Examine gradient statistics as a proxy for loss landscape smoothness.

In [None]:
# Compute gradient statistics
grad_stats_no_bn = compute_gradient_norm_statistics(model_no_bn, X, y)
grad_stats_with_bn = compute_gradient_norm_statistics(model_with_bn, X, y)

print('=== Gradient Norm Analysis ===')
print(f'\nWithout Batch Normalization:')
print(f'  Mean gradient norm: {grad_stats_no_bn["mean_grad_norm"]:.4f}')

print(f'\nWith Batch Normalization:')
print(f'  Mean gradient norm: {grad_stats_with_bn["mean_grad_norm"]:.4f}')
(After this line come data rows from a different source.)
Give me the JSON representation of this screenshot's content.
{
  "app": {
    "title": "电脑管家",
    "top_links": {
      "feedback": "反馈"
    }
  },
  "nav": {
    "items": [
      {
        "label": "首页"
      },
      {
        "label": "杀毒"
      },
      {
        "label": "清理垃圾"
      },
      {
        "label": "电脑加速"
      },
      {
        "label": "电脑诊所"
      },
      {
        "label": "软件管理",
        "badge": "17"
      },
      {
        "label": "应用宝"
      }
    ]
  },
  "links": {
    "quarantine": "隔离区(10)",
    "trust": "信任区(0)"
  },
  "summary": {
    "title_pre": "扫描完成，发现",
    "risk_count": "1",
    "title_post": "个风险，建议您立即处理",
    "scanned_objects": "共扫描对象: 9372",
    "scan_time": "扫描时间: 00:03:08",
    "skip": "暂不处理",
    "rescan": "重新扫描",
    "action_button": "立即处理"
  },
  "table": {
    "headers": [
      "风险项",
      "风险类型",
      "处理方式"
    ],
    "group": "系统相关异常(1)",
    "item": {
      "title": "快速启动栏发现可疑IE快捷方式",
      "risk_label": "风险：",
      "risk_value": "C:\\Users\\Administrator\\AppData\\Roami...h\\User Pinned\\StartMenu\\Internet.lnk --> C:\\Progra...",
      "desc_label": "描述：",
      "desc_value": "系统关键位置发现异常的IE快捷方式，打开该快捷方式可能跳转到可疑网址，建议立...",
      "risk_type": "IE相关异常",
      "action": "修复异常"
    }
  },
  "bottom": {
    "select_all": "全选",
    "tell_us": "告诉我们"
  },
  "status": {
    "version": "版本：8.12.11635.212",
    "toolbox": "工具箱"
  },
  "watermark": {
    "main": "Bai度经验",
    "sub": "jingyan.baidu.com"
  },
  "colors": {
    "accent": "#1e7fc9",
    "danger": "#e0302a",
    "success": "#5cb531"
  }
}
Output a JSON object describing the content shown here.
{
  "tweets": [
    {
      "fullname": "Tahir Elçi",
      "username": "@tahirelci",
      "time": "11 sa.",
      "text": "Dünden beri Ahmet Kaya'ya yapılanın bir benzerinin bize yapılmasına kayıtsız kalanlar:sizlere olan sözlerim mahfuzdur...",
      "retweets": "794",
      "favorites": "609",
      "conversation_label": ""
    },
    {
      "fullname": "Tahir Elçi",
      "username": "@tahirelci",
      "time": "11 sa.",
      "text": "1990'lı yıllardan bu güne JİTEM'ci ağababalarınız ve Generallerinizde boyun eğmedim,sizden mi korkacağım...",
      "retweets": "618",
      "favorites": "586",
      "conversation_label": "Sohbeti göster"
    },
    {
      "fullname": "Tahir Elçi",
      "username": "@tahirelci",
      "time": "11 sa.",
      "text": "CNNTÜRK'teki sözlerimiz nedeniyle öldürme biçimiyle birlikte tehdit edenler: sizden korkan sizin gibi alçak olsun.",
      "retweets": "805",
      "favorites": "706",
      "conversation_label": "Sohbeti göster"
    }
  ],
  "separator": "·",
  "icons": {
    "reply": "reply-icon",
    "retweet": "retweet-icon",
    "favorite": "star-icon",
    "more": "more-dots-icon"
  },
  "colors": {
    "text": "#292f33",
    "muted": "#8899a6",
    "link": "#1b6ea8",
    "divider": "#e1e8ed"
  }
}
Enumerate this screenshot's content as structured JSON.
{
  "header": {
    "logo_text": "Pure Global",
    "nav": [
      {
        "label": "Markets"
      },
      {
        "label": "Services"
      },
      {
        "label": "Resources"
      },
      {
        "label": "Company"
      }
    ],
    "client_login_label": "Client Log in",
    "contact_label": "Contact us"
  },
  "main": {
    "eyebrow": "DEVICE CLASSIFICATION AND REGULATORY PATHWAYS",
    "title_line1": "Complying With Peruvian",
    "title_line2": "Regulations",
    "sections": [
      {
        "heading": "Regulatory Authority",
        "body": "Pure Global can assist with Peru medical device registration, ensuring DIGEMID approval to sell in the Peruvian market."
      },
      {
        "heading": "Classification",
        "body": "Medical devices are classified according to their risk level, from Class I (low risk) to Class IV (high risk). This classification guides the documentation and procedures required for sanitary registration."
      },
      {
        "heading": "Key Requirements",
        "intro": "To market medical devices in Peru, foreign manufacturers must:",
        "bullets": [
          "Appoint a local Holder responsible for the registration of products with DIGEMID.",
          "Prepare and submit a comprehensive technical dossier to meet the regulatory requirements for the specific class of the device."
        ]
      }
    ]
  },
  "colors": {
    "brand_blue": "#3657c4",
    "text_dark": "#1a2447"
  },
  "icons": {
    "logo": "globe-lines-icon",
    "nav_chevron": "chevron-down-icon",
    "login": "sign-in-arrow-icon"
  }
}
print(f'\nInterpretation:')
if grad_stats_with_bn['mean_grad_norm'] < grad_stats_no_bn['mean_grad_norm']:
    reduction = (1 - grad_stats_with_bn['mean_grad_norm'] / grad_stats_no_bn['mean_grad_norm']) * 100
    print(f'  ✓ BN reduces gradient norms by {reduction:.1f}%')
    print(f'  → Smoother loss landscape (easier optimization)')
else:
    increase = (grad_stats_with_bn['mean_grad_norm'] / grad_stats_no_bn['mean_grad_norm'] - 1) * 100
    print(f'  BN increases gradient norms by {increase:.1f}%')

## Summary & Key Findings

### What We Observed

1. **Spline Partitions**: ReLU networks create complex piecewise-linear decision boundaries

2. **BN Alignment**: Batch Normalization affects where partition boundaries form
   - Boundaries should be more densely packed around training data
   - This represents more efficient use of network capacity

3. **Decision Margins**: BN affects the distance from decision boundaries to data
   - Larger margins generally correlate with better generalization
   - The "jitter" effect mentioned in the paper

4. **Optimization**: Gradient norms differ with/without BN
   - Reflects changes in loss landscape geometry
   - Smoother landscape = easier optimization

### Connection to Paper

The paper's key insight: **Batch Normalization is not just about normalization** - it's about geometrically repositioning the spline partition boundaries to be more useful for the actual data distribution.

- **Without BN**: Boundaries spread uniformly (wasted capacity in empty regions)
- **With BN**: Boundaries concentrate around data (efficient capacity utilization)

This geometric effect, combined with the "jitter" from batch statistics, creates larger effective margins and better generalization.

### Further Experiments

To extend this work:
- Try different 2D datasets (moons, spirals)
- Vary network depth and width
- Compare with other normalization techniques (Layer Norm, Group Norm)
- Analyze how effects scale with dimensionality

### References

- Paper: Batch Normalization Explained
- Code: `deepkit.spline_partitions`, `deepkit.boundary_analysis`
- Related: Santurkar et al "How Does Batch Normalization Help Optimization?"